Segundo, porque festejar os feitos de mulheres louváveis com chapéus de bruxa e falos é um insulto à luta dessas mesmas mulheres e a tudo que conseguimos até agora.

Terceiro, porque não consigo celebrar o facto de ser mulher, sabendo o que se passa no mundo. Onde todos os dias, mulheres (aliás, meninas) são maltratadas, abusadas, espancadas, violadas, vendidas, e, novamente, maltratadas, abusadas, espancadas, violadas, vendidas, até que a salvação chegue ou até mesmo a morte.

De todas as atrocidades que o Homem é capaz de cometer, e sei que há bem mais, igualmente horrendas e das quais não me esqueço, esta é a que me toca mais e a que mais me repugna.
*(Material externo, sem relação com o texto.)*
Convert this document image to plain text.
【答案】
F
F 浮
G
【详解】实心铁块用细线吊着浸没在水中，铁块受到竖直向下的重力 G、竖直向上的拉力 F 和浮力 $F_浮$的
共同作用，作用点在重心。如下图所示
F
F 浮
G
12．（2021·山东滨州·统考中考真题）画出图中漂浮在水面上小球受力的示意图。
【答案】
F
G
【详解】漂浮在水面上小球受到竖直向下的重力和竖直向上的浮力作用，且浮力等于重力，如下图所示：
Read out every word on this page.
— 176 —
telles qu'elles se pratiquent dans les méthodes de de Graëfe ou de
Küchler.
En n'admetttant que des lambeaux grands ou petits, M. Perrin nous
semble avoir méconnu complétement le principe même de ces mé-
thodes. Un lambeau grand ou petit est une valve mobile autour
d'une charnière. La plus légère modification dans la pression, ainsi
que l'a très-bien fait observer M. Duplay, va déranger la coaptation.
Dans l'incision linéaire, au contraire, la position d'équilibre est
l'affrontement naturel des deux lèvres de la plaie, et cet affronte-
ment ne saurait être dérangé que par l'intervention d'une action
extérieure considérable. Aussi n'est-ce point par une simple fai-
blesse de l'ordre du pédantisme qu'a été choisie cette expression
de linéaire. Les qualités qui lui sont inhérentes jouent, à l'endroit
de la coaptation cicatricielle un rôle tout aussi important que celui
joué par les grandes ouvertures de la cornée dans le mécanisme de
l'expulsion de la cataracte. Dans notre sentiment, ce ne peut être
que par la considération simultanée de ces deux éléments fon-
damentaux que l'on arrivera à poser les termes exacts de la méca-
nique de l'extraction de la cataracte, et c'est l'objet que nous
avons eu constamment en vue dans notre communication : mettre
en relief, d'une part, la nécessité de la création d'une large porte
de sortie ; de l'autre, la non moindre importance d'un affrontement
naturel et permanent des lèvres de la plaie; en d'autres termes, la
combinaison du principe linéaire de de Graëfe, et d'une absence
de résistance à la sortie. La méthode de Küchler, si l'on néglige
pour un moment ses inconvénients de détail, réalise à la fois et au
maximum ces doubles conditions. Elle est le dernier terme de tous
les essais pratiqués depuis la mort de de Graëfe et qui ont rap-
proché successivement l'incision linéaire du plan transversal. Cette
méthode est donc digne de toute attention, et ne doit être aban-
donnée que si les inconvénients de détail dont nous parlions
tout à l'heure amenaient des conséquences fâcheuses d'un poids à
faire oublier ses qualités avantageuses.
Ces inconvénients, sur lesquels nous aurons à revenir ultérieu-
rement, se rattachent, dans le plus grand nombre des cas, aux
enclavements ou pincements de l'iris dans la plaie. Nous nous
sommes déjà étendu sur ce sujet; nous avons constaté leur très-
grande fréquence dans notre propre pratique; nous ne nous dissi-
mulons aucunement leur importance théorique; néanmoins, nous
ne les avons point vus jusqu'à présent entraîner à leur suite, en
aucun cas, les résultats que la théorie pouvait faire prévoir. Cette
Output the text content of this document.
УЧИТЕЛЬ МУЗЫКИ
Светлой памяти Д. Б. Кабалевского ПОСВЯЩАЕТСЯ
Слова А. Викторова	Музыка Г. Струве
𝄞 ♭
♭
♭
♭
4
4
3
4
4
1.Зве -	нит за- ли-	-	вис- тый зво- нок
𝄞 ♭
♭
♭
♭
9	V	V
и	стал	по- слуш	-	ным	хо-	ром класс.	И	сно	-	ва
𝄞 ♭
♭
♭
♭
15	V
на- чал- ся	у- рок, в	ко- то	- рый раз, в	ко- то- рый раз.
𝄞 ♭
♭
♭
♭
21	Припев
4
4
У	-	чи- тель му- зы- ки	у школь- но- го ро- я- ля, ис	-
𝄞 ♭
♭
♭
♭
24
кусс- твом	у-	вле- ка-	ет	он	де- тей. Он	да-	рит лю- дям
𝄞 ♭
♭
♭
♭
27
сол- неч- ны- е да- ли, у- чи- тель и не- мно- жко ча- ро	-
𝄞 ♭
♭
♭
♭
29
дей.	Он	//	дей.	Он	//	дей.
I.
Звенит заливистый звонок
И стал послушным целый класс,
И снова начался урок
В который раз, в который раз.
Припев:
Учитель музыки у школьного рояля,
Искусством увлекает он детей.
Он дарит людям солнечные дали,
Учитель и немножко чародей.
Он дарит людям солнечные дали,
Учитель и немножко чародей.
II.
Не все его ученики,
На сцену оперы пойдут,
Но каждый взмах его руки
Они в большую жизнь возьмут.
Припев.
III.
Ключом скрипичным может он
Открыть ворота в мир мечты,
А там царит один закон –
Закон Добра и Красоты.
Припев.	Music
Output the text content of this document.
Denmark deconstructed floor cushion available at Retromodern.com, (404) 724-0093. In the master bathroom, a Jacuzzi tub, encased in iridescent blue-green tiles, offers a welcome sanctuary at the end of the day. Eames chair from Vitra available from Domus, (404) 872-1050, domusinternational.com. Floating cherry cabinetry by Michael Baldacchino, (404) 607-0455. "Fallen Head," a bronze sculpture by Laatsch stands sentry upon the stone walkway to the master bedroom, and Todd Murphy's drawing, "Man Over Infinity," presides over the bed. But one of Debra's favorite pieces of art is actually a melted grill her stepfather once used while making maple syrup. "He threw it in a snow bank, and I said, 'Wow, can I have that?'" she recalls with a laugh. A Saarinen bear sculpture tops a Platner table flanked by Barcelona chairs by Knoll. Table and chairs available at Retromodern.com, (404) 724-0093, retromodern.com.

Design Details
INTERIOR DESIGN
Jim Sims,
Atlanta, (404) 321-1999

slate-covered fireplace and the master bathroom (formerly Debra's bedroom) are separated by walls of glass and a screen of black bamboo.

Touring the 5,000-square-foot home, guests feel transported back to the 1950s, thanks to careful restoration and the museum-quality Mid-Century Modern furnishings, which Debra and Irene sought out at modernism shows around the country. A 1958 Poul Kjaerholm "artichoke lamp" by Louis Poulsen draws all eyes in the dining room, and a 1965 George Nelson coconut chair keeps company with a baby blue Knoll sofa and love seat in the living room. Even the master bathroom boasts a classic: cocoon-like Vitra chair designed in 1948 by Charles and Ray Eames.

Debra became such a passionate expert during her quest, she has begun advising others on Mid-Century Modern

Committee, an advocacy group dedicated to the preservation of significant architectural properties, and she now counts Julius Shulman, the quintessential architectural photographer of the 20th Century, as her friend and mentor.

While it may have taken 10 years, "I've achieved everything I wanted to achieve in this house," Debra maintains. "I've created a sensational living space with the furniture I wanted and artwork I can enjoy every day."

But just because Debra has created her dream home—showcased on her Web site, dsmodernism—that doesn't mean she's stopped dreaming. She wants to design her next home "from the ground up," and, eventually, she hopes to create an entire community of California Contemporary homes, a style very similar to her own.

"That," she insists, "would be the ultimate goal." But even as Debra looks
Porque, sendo todo o tráfico humano ignominioso, aquele que tem como objectivo a escravatura sexual é torpe, é nojento, é sórdido, é ignóbil, é vil, não há palavras que descrevam a putrefacção das mentalidades de quem o pratica.

Por isso em dias como este, não me consigo rir, não consigo festejar, mas consigo lembrar-me destes testemunhos:

O Brasil é um dos destinos preferidos dos turistas sexuais. Portugueses, espanhóis e italianos são os principais consumidores de sexo fácil e barato com mulheres, mas também com crianças e adolescentes brasileiras. Para entrar na rota da exploração sexual infantil, que vitima dois milhões de crianças em todo o mundo, os repórteres da SIC e da revista VISÃO estiveram em Salvador, Porto Seguro e Fortaleza. Encontraram miséria, droga, corrupção e prostituição. Encontraram infâncias roubadas.

Ao primeiro dia, vi pobreza, rios de esgoto a atravessar barracas, gente que se fecha em casa com medo das armas dos traficantes de droga.


Exploração. Ao segundo dia, ouvi gente que trabalha sobre a exploração sexual infantil há muitos anos e me alertou: “Aponta-se o dedo ao turista sexual, mas isso é só a ponta do icebergue. Elas vendem-se porque têm fome. Os pais abusam, empurram. As mães fecham os olhos porque precisam do dinheiro.”

Direitos da criança. Ao terceiro dia, registei a revolta de uma assistente social. Contou-me que, há seis anos, em Salvador, o recepcionista de um hotel de cinco estrelas chamava uma mãe para deixar um bebé de oito meses no quarto dos turistas que o “encomendavam”. A mãe voltava à hora marcada para recolher o bebé e o dinheiro. Até ao cliente seguinte.

Tráfico de seres humanos. Ao quarto dia, encontrei uma mulher de olhar confuso, que recorria à mãe para confirmar a sua própria idade. Queria tanto fugir à pobreza da sua aldeia que, com 17 anos, aceitou que um suíço, 30 anos mais velho, a levasse para a Europa. Foi drogada, pontapeada, queimada. Não podia sair de casa sozinha. Mesmo assim não se considerava escrava. Antes presa numa casa rica, do que livre para a miséria. Parece uma opção. Mas é só a história de quem não tem opção.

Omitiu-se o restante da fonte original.